Inside `AssemblyProviderConfiguration`, before visiting any upstream `ITypeSymbol`, the generator calls `GeneratedAssemblyProviderData.GetAssemblyData(assembly)`. If the cache entry exists **and** its `CacheVersion` matches the upstream assembly's current version, the cached resolution is used directly — no symbol walking occurs for that assembly.

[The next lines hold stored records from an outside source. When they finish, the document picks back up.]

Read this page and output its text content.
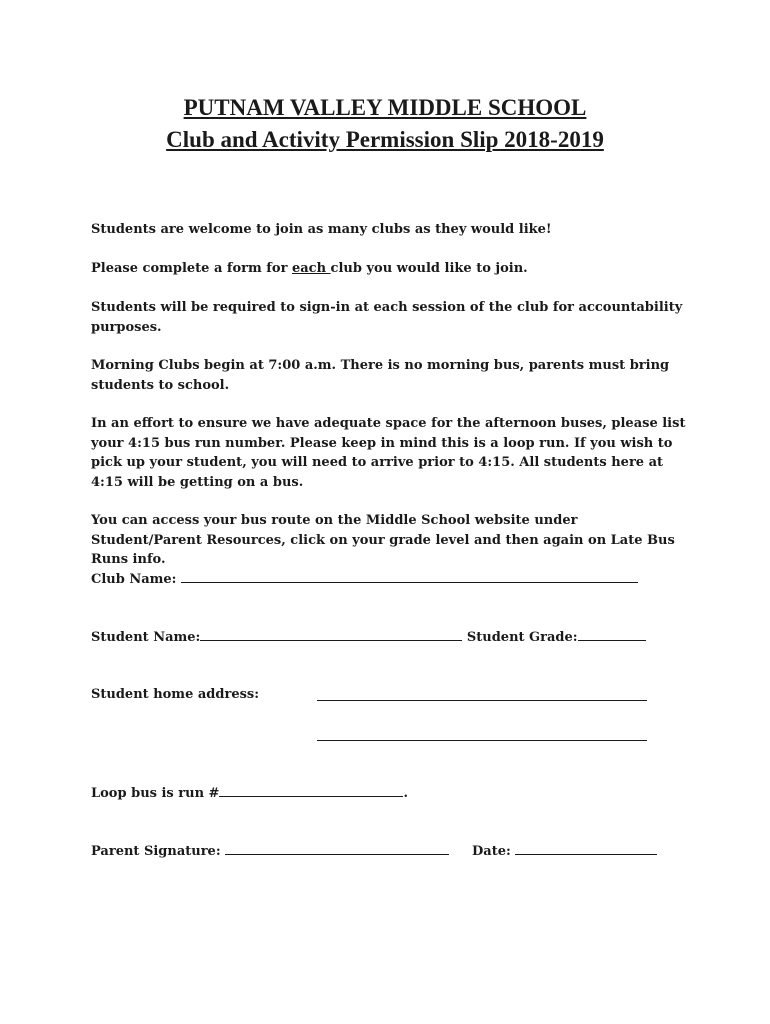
PUTNAM VALLEY MIDDLE SCHOOL
Club and Activity Permission Slip 2018-2019

Students are welcome to join as many clubs as they would like!

Please complete a form for each club you would like to join.

Students will be required to sign-in at each session of the club for accountability purposes.

Morning Clubs begin at 7:00 a.m. There is no morning bus, parents must bring students to school.

In an effort to ensure we have adequate space for the afternoon buses, please list your 4:15 bus run number. Please keep in mind this is a loop run. If you wish to pick up your student, you will need to arrive prior to 4:15. All students here at 4:15 will be getting on a bus.

You can access your bus route on the Middle School website under Student/Parent Resources, click on your grade level and then again on Late Bus Runs info.

Club Name:
Student Name:	Student Grade:
Student home address:
Loop bus is run #	.
Parent Signature:	Date:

## Cache Invalidation via `GeneratedHash`

Every assembly that has been processed by Indago carries an assembly-level attribute:

```csharp
[assembly: IndagoHashAttribute("abc123…")]
```

The constructor argument is the `GeneratedHash` — a hash of the generator's output computed by `AssemblyProviderBuilder`. When Indago reads a cached entry from `ctpjson`, it compares the upstream assembly's `GeneratedHash` (read from its `IndagoHashAttribute` via Roslyn's `GetAttributes()`) against the `CacheVersion` stored in the JSON:

```csharp
public bool MatchesCachedVersion(this IAssemblySymbol assembly, string? cacheVersion) =>
    assembly.GetCachedVersion() is not { Length: > 0 } version || version == cacheVersion;
```

`GetCachedVersion` first looks for the `IndagoHashAttribute` hash; if absent it falls back to `AssemblyInformationalVersionAttribute`. A mismatch means the upstream types changed after the cache was written — the downstream generator discards the cached entry and re-resolves from source.

## Two-Project Example

```mermaid
sequenceDiagram
    participant LibA
    participant MSBuild
    participant AppB

    LibA->>MSBuild: Build LibA
    MSBuild->>LibA: Run IndagoProviderGenerator
    LibA-->>MSBuild: Emit IndagoProvider.g.cs<br/>[assembly: IndagoProvider(…, "abc123")]
    LibA-->>MSBuild: Write obj/ctp/IndagoProvider.ctpjson

    MSBuild->>AppB: Build AppB (passes LibA.ctpjson as AdditionalText)
    AppB->>AppB: Read ctpjson, verify GeneratedHash == "abc123" ✓
    AppB-->>MSBuild: Use cached resolution — skip symbol walk for LibA types
    AppB-->>MSBuild: Emit IndagoProvider.g.cs for AppB

    Note over LibA,AppB: LibA type changes

    LibA->>MSBuild: Rebuild LibA
    MSBuild->>LibA: Run IndagoProviderGenerator
    LibA-->>MSBuild: Emit new hash "xyz789" in [assembly: IndagoProvider]
    LibA-->>MSBuild: Overwrite IndagoProvider.ctpjson

    MSBuild->>AppB: Rebuild AppB
    AppB->>AppB: Read ctpjson, verify GeneratedHash — "abc123" ≠ "xyz789" ✗
    AppB-->>MSBuild: Discard cache, re-resolve LibA symbols
    AppB-->>MSBuild: Emit updated IndagoProvider.g.cs for AppB
```

## Failure Modes

| Situation                                                                             | Behaviour                                                                                                                                             |
| ------------------------------------------------------------------------------------- | ----------------------------------------------------------------------------------------------------------------------------------------------------- |
| `ctpjson` is missing or has fewer than 100 characters                                 | Generator treats it as an empty/invalid cache and falls back to full symbol resolution for all upstream assemblies                                    |
| `GeneratedHash` in `ctpjson` does not match the upstream assembly's current attribute | Cache entry is discarded; that assembly is re-resolved from source symbols                                                                            |
| Multiple upstream assemblies each provide a `ctpjson`                                 | Only one `ctpjson` is expected per generator run (`Collect().Select(z => z.SingleOrDefault()…)`); MSBuild must be configured to pass the correct file |

In all fallback cases the build produces correct output — the cache is purely an optimisation. A build warning may be emitted if the cache file is present but unreadable.